Show that the equation $2x^2 - xy - 3y^2 - 6x + 19 y - 20 = 0$ represents a pair of intersecting lines. Find the equations of the two lines and the angle between them.
Comparing the given equation: $\hspace{1em}$ $2x^2 - xy - 3y^2 - 6x + 19 y - 20 = 0$ $\;\;\; \cdots \; (1)$
with the standard equation: $\hspace{1em}$ $ax^2 + 2 hxy + by^2 + 2 gx + 2fy + c = 0$ $\;$ gives
$a = 2$, $\;\;\;$ $2h = -1 \implies h = \dfrac{-1}{2}$, $\;\;\;$ $b = -3$,
$2 g = - 6 \implies g = -3$, $\;\;\;$ $2f = 19 \implies f = \dfrac{19}{2}$, $\;\;\;$ $c = -20$
Condition for equation $(1)$ to represent a pair of straight lines is if
$abc + 2 fgh - af^2 - bg^2 - ch^2 = 0$
Now, $abc + 2 fgh - af^2 - bg^2 - ch^2$
$= 2 \times \left(-3\right) \times \left(-20\right) + 2 \times \left(\dfrac{19}{2}\right) \times \left(-3\right) \times \left(\dfrac{-1}{2}\right)$
$\hspace{2em}$ $- 2 \times \left(\dfrac{19}{2}\right)^2 - \left(-3\right) \times \left(-3\right)^2 - \left(-20\right) \times \left(\dfrac{-1}{2}\right)^2$
$= 120 + \dfrac{57}{2} - \dfrac{361}{2} + 27 + 5$
$= 152 - \dfrac{304}{2} = 0 $
$\therefore$ $\;$ We have $\;$ $abc + 2fgh - af^2 - bg^2 - ch^2 = 0$
$\implies$ Equation $(1)$ represents a pair of straight lines.

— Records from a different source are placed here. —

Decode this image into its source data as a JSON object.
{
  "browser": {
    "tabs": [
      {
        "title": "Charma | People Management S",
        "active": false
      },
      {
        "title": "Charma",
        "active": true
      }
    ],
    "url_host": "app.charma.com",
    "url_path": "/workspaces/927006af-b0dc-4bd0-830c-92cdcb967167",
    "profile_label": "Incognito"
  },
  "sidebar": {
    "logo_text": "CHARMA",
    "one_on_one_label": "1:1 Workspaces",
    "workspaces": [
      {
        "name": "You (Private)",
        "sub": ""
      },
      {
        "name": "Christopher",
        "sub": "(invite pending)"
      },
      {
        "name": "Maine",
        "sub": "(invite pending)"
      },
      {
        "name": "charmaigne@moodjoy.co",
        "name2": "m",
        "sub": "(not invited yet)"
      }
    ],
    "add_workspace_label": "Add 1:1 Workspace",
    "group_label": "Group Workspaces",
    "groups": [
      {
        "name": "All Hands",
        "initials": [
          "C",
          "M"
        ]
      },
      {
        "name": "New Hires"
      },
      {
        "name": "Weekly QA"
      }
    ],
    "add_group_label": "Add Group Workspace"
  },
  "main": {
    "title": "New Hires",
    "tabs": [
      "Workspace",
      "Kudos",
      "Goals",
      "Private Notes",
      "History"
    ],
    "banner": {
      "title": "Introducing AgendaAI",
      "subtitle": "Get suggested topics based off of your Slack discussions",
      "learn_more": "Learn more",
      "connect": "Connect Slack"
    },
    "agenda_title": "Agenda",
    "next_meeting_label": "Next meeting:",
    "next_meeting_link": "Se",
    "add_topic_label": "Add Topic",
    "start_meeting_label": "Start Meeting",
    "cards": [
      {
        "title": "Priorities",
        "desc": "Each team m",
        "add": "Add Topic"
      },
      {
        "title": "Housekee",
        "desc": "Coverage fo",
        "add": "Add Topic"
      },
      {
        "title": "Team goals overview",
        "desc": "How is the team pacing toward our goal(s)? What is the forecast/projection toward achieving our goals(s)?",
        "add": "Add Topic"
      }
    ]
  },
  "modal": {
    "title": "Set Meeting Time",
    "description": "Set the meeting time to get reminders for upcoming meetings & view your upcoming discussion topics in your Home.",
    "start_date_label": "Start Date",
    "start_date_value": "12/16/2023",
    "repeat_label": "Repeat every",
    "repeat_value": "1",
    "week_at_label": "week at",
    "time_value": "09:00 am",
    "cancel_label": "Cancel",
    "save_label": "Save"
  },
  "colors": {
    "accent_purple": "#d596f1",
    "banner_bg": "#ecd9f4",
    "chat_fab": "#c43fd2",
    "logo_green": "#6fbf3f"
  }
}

Factorizing the second degree terms in equation $(1)$, we have
$\begin{aligned}
2x^2 - xy - 3y^2 & \equiv 2x^2 + 2xy - 3xy - 3y^2 \\\\
& \equiv \left(2x - 3y\right) \left(x+y\right)
\end{aligned}$
$\therefore$ $\;$ $2x^2 - xy - 3y^2 - 6x + 19 y - 20 \equiv \left(2x - 3y + c_1\right) \left(x + y + c_2\right)$ $\;\;\; \cdots \; (2)$
where $c_1$ and $c_2$ are constants.
Equating the coefficients of the $x$ terms in equation $(2)$ we get,
$-6 = c_1 + 2c_2$ $\;\;\; \cdots \; (3a)$
Equating the coefficients of the $y$ terms in equation $(2)$ we get,
$19 = c_1 - 3c_2$ $\;\;\; \cdots \; (3b)$
Subtracting equations $(3a)$ and $(3b)$ we get,
$25 = -5 c_2$ $\implies$ $c_2 = -5$
Substituting the value of $c_2$ in equation $(3a)$ gives
$-6 = -10 + c_1$ $\implies$ $c_1 = 4$
$\therefore$ $\;$ The separate equations of the lines are
$2x - 3y + 4 = 0$ and $x + y - 5 = 0$
Angle between the lines $= \tan \theta = \left|\dfrac{2 \sqrt{h^2 -ab}}{a+b}\right|$
i.e. $\tan \theta = \left|\dfrac{2 \sqrt{\left(\dfrac{-1}{2}\right)^2 - 2 \times \left(-3\right)}}{2-3}\right|$
i.e. $\tan \theta = \left|\dfrac{2 \sqrt{\dfrac{1}{4}+ 6}}{-1}\right| = 2 \times \sqrt{\dfrac{25}{4}} = 5$
$\implies$ $\theta = \tan^{-1} \left(5\right)$